OLIVE BRANCH, miss. (AP) – The first shipments of the second U.S.-approved COVID-19 vaccine left a distribution center on Sunday. This has been a much-needed boost as the nation works to bring the coronavirus pandemic under control.

The trucks left the Memphis area plant with the vaccine developed by Moderna Inc. and the National Institutes of Health. The much-needed shots are expected to be handed in starting Monday, just three days after the Food and Drug Administration approves their emergency rollout.

Later on Sunday, a panel of experts will discuss who should stand next for early doses of the Moderna vaccine and a similar vaccine from Pfizer Inc. and BioNTech in Germany. Pfizer’s shots were first sent out a week ago and used the next day to kick off the country’s largest vaccination campaign.

Public health experts say the shots – and others in the pipeline – are the only way to stop a virus spreading wildly. Nationwide, an average of more than 219,000 people a day test the virus, which has killed at least 314,000 in the United States and more than 1.7 million people worldwide.

The Pfizer and Moderna recordings that have been shipped to date and will be released in the next few weeks will almost all be given to health professionals and residents of nursing homes, based on the recommendations of the Advisory Committee on Vaccination Practices.

This panel meets on Sunday to discuss who should receive the available doses after these early recordings.

There won’t be enough shots for the general population by spring, so cans will be rationed for at least the next few months.

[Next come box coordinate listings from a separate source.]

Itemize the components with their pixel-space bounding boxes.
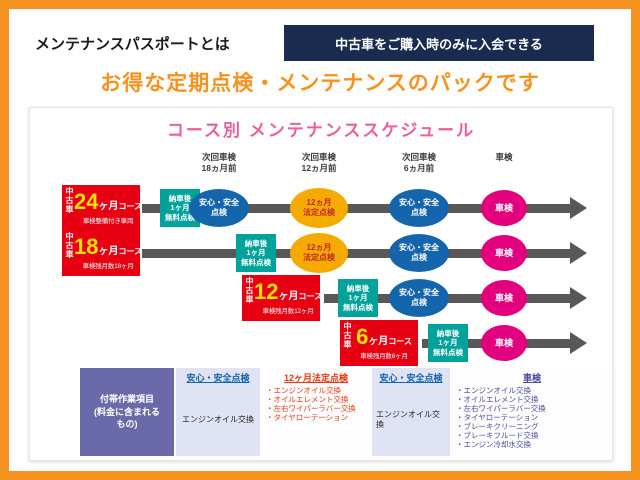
work-items-col-body: エンジンオイル交換 [182,415,254,425]
course-months: 12 [254,279,279,304]
course-name: 6ヶ月コース [356,326,412,348]
membership-condition-badge: 中古車をご購入時のみに入会できる [284,25,594,61]
work-items-col-header: 12ヶ月法定点検 [283,373,348,383]
course-box-18m: 中古車 18ヶ月コース 車検残月数18ヶ月 [62,230,142,276]
work-items-col-header: 安心・安全点検 [186,373,250,383]
timeline-arrow-18m [142,242,587,264]
work-items-col-safety-2: 安心・安全点検 エンジンオイル交換 [370,368,450,456]
course-unit: ヶ月 [368,336,389,347]
course-name: 24ヶ月コース [74,191,142,213]
safety-check-ellipse: 安心・安全 点検 [389,279,449,317]
shaken-ellipse: 車検 [481,235,527,271]
column-header-shaken: 車検 [495,152,513,162]
course-word: コース [118,202,143,211]
course-months: 24 [74,189,99,214]
course-word: コース [388,337,412,346]
delivery-inspection-box-24m: 納車後 1ヶ月 無料点検 [160,189,200,227]
work-items-col-body: エンジンオイル交換 [376,410,440,429]
course-word: コース [118,247,143,256]
shaken-ellipse: 車検 [481,280,527,316]
column-header-6m-before: 次回車検 6ヵ月前 [401,152,436,174]
safety-check-ellipse: 安心・安全 点検 [389,189,449,227]
legal-inspection-ellipse: 12ヵ月 法定点検 [290,233,348,273]
pack-subtitle: お得な定期点検・メンテナンスのパックです [100,72,540,95]
work-items-col-header: 車検 [522,373,541,383]
safety-check-ellipse: 安心・安全 点検 [389,234,449,272]
course-word: コース [298,292,323,301]
delivery-inspection-box-18m: 納車後 1ヶ月 無料点検 [236,234,276,272]
course-car-type: 中古車 [245,277,254,304]
shaken-ellipse: 車検 [481,190,527,226]
course-months: 18 [74,234,99,259]
course-unit: ヶ月 [98,246,119,257]
work-items-col-header: 安心・安全点検 [379,373,443,383]
course-unit: ヶ月 [278,291,299,302]
shaken-ellipse: 車検 [481,325,527,361]
column-header-18m-before: 次回車検 18ヵ月前 [201,152,237,174]
course-box-main: 12ヶ月コース 車検残月数12ヶ月 [254,277,322,319]
course-note: 車検残月数6ヶ月 [360,353,408,360]
course-unit: ヶ月 [98,201,119,212]
course-note: 車検残月数18ヶ月 [82,263,134,270]
work-items-col-body: ・エンジンオイル交換 ・オイルエレメント交換 ・左右ワイパーラバー交換 ・タイヤ… [456,386,546,449]
safety-check-ellipse: 安心・安全 点検 [189,189,249,227]
schedule-panel: コース別 メンテナンススケジュール 次回車検 18ヵ月前 次回車検 12ヵ月前 … [29,107,613,461]
work-items-col-legal: 12ヶ月法定点検 ・エンジンオイル交換 ・オイルエレメント交換 ・左右ワイパーラ… [260,368,370,456]
timeline-arrow-24m [142,197,587,219]
course-car-type: 中古車 [343,322,352,349]
course-months: 6 [356,324,369,349]
work-items-row-header: 付帯作業項目 (料金に含まれる もの) [80,368,174,456]
work-items-table: 付帯作業項目 (料金に含まれる もの) 安心・安全点検 エンジンオイル交換 12… [80,368,612,456]
course-box-12m: 中古車 12ヶ月コース 車検残月数12ヶ月 [242,275,322,321]
work-items-col-safety-1: 安心・安全点検 エンジンオイル交換 [174,368,260,456]
course-note: 車検残月数12ヶ月 [262,308,314,315]
work-items-col-body: ・エンジンオイル交換 ・オイルエレメント交換 ・左右ワイパーラバー交換 ・タイヤ… [266,386,356,422]
schedule-title: コース別 メンテナンススケジュール [166,121,476,140]
column-header-12m-before: 次回車検 12ヵ月前 [301,152,337,174]
course-car-type: 中古車 [65,232,74,259]
course-name: 18ヶ月コース [74,236,142,258]
page-title: メンテナンスパスポートとは [35,36,230,53]
course-box-main: 6ヶ月コース 車検残月数6ヶ月 [352,322,416,364]
delivery-inspection-box-12m: 納車後 1ヶ月 無料点検 [338,279,378,317]
work-items-col-shaken: 車検 ・エンジンオイル交換 ・オイルエレメント交換 ・左右ワイパーラバー交換 ・… [450,368,612,456]
course-box-24m: 中古車 24ヶ月コース 車検整備付き車両 [62,185,142,231]
delivery-inspection-box-6m: 納車後 1ヶ月 無料点検 [428,324,468,362]
course-box-main: 24ヶ月コース 車検整備付き車両 [74,187,142,229]
course-box-main: 18ヶ月コース 車検残月数18ヶ月 [74,232,142,274]
legal-inspection-ellipse: 12ヵ月 法定点検 [290,188,348,228]
course-car-type: 中古車 [65,187,74,214]
course-name: 12ヶ月コース [254,281,322,303]
course-box-6m: 中古車 6ヶ月コース 車検残月数6ヶ月 [340,320,418,366]
course-note: 車検整備付き車両 [82,218,134,225]
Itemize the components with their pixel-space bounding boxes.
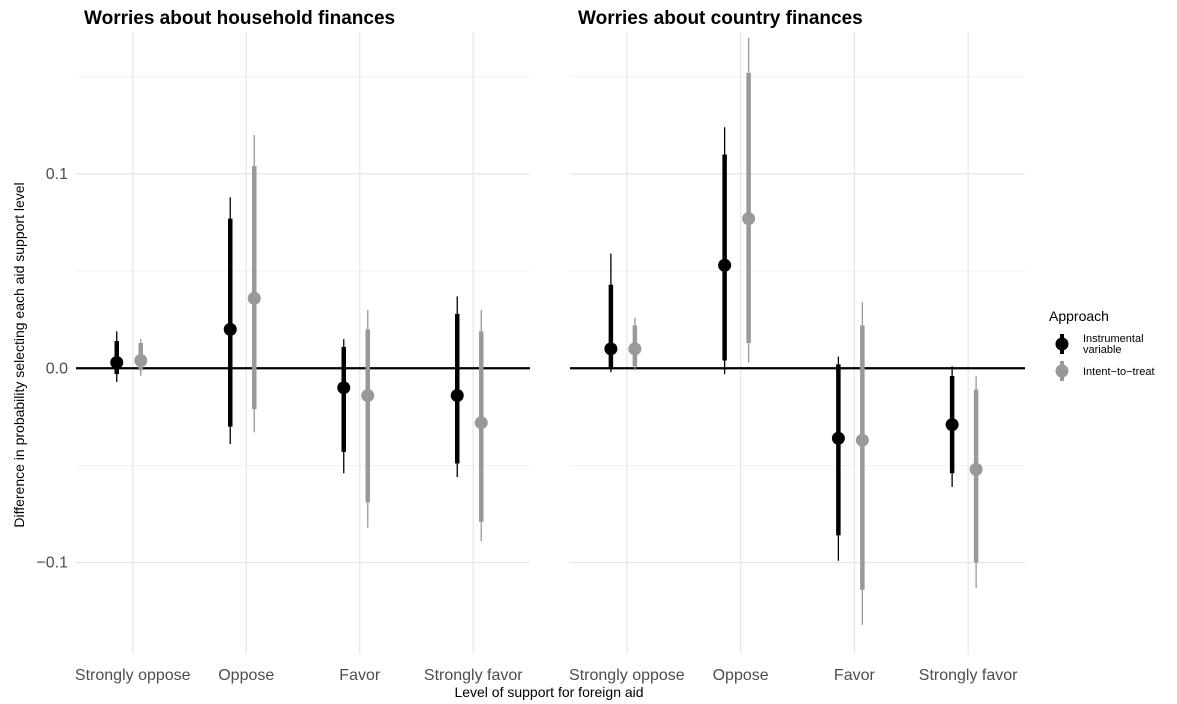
point-estimate <box>134 353 148 367</box>
x-tick-label: Strongly favor <box>919 667 1018 684</box>
point-estimate <box>604 342 618 356</box>
point-estimate <box>337 381 351 395</box>
legend-key-point <box>1055 364 1069 378</box>
x-tick-label: Strongly oppose <box>75 667 191 684</box>
point-estimate <box>223 322 237 336</box>
x-tick-label: Favor <box>834 667 876 684</box>
panels: Worries about household finances Strongly… <box>36 8 1025 684</box>
panel-1: Worries about household finances Strongly… <box>36 8 530 684</box>
panel-title: Worries about country finances <box>578 8 863 29</box>
point-estimate <box>628 342 642 356</box>
point-estimate <box>361 388 375 402</box>
y-tick-label: 0.1 <box>46 166 68 183</box>
x-tick-label: Favor <box>339 667 381 684</box>
point-estimate <box>110 355 124 369</box>
point-estimate <box>474 416 488 430</box>
panel-2: Worries about country finances Strongly o… <box>569 8 1025 684</box>
legend-key-point <box>1055 337 1069 351</box>
point-estimate <box>742 212 756 226</box>
x-axis-title: Level of support for foreign aid <box>454 684 643 700</box>
point-estimate <box>945 418 959 432</box>
legend-title: Approach <box>1049 308 1109 324</box>
point-estimate <box>855 433 869 447</box>
point-estimate <box>450 388 464 402</box>
legend-label: Intent−to−treat <box>1083 366 1155 378</box>
series-1 <box>604 127 959 561</box>
series-2 <box>628 37 983 625</box>
legend-label: variable <box>1083 344 1122 356</box>
y-tick-label: 0.0 <box>46 360 68 377</box>
x-tick-label: Strongly oppose <box>569 667 685 684</box>
point-estimate <box>247 291 261 305</box>
panel-title: Worries about household finances <box>84 8 395 29</box>
series-1 <box>110 197 464 478</box>
x-tick-label: Strongly favor <box>424 667 523 684</box>
y-tick-label: −0.1 <box>36 555 68 572</box>
x-tick-label: Oppose <box>713 667 769 684</box>
y-axis-title: Difference in probability selecting each… <box>11 182 27 527</box>
x-tick-label: Oppose <box>218 667 274 684</box>
point-estimate <box>831 431 845 445</box>
point-estimate <box>718 258 732 272</box>
series-2 <box>134 135 488 542</box>
point-estimate <box>969 462 983 476</box>
legend-label: Instrumental <box>1083 333 1144 345</box>
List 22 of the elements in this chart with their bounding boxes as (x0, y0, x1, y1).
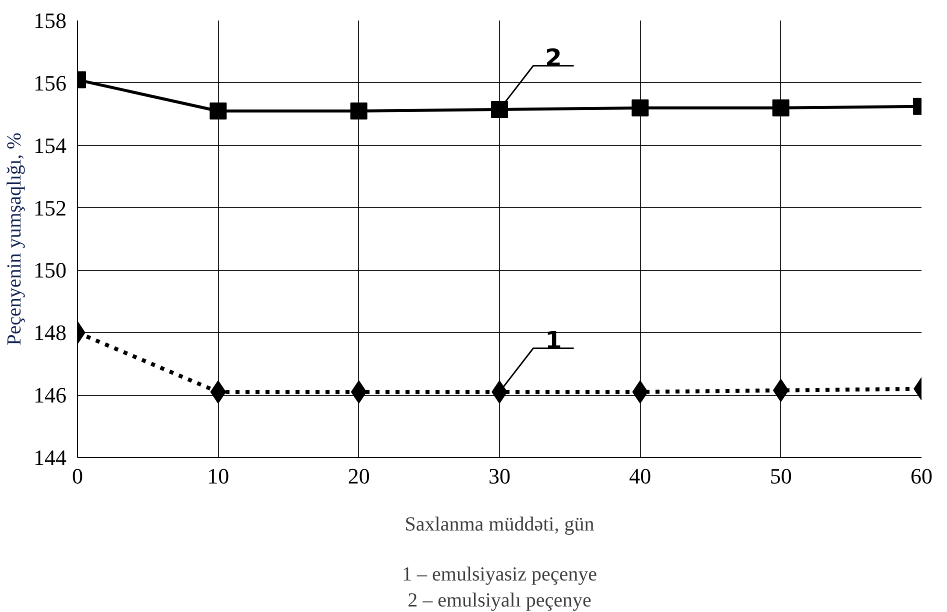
y-axis-title: Peçenyenin yumşaqlığı, % (4, 132, 26, 346)
y-tick-label: 148 (34, 320, 66, 346)
text: 1 – emulsiyasiz peçenye (402, 564, 598, 586)
y-tick-label: 156 (34, 70, 66, 96)
point (491, 100, 508, 118)
text: 2 – emulsiyalı peçenye (408, 590, 592, 612)
x-tick-label: 10 (207, 464, 230, 488)
x-tick-label: 30 (488, 464, 510, 488)
y-tick-label: 158 (34, 8, 66, 33)
x-tick-label: 50 (770, 464, 792, 488)
y-tick-label: 146 (34, 382, 66, 408)
y-tick-label: 152 (34, 195, 66, 220)
x-tick-label: 60 (910, 464, 932, 488)
x-axis-title: Saxlanma müddəti, gün (404, 514, 594, 536)
x-tick-label: 0 (72, 464, 83, 488)
point (350, 102, 368, 120)
y-tick-label: 154 (34, 132, 66, 158)
y-tick-label: 144 (34, 445, 66, 470)
x-tick-label: 20 (348, 464, 370, 488)
y-tick-label: 150 (34, 258, 66, 283)
x-tick-label: 40 (629, 464, 652, 488)
point (632, 99, 649, 116)
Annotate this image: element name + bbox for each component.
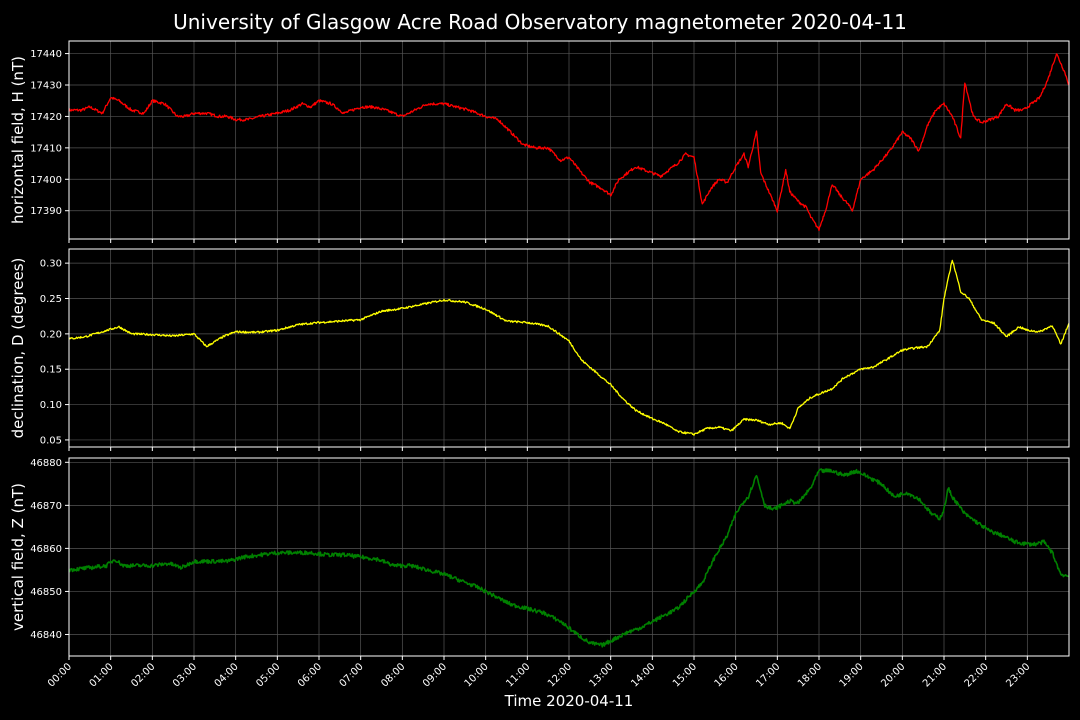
h-field-y-tick-label: 17440: [30, 49, 62, 60]
h-field-axes-frame: [68, 40, 1070, 240]
declination-y-tick-label: 0.10: [40, 400, 62, 411]
declination-y-tick-label: 0.25: [40, 294, 62, 305]
z-field-axes-frame: [68, 457, 1070, 657]
declination-y-tick-label: 0.30: [40, 259, 62, 270]
h-field-panel: 17390 17400 17410 17420 17430 17440horizontal…: [9, 40, 1070, 243]
declination-y-tick-label: 0.05: [40, 435, 62, 446]
h-field-y-tick-label: 17400: [30, 175, 62, 186]
h-field-y-axis-label: horizontal field, H (nT): [9, 56, 27, 224]
declination-y-axis-label: declination, D (degrees): [9, 258, 27, 439]
z-field-y-tick-label: 46880: [30, 458, 62, 469]
declination-y-tick-label: 0.20: [40, 329, 62, 340]
declination-y-tick-label: 0.15: [40, 365, 62, 376]
z-field-panel: 46840 46850 46860 46870 46880 vertical field,…: [9, 457, 1070, 660]
z-field-y-tick-label: 46860: [30, 544, 62, 555]
x-axis-label: Time 2020-04-11: [504, 692, 634, 710]
h-field-y-tick-label: 17430: [30, 81, 62, 92]
h-field-y-tick-label: 17390: [30, 206, 62, 217]
chart-title: University of Glasgow Acre Road Observat…: [173, 10, 907, 34]
z-field-y-tick-label: 46840: [30, 630, 62, 641]
h-field-y-tick-label: 17410: [30, 143, 62, 154]
z-field-y-axis-label: vertical field, Z (nT): [9, 483, 27, 631]
z-field-series-line: [68, 468, 1070, 648]
z-field-y-tick-label: 46870: [30, 501, 62, 512]
h-field-series-line: [68, 53, 1070, 232]
h-field-y-tick-label: 17420: [30, 112, 62, 123]
z-field-y-tick-label: 46850: [30, 587, 62, 598]
declination-panel: 0.05 0.10 0.15 0.20 0.25 0.30 declination, D (…: [9, 248, 1070, 451]
declination-axes-frame: [68, 248, 1070, 448]
declination-series-line: [68, 259, 1070, 436]
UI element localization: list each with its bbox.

Panel members tend to put “critical workers” next in line, as people such as bus drivers, grocery store clerks, and others are the most likely to be infected. However, other experts say that it should be people 65 and over alongside people with certain medical conditions, as these are the Americans who die most often.

The expert panel’s advice is almost always endorsed by the United States Centers for Disease Control and Prevention. Regardless of what the CDC says, there will be differences from state to state as their health departments have different ideas about who should be closer to the top of the line.

Both the new Moderna vaccine and the Pfizer BioNTech vaccine require two doses several weeks apart. The second dose must be from the same company as the first. Both vaccines appeared to be safe and highly protective in large, ongoing studies.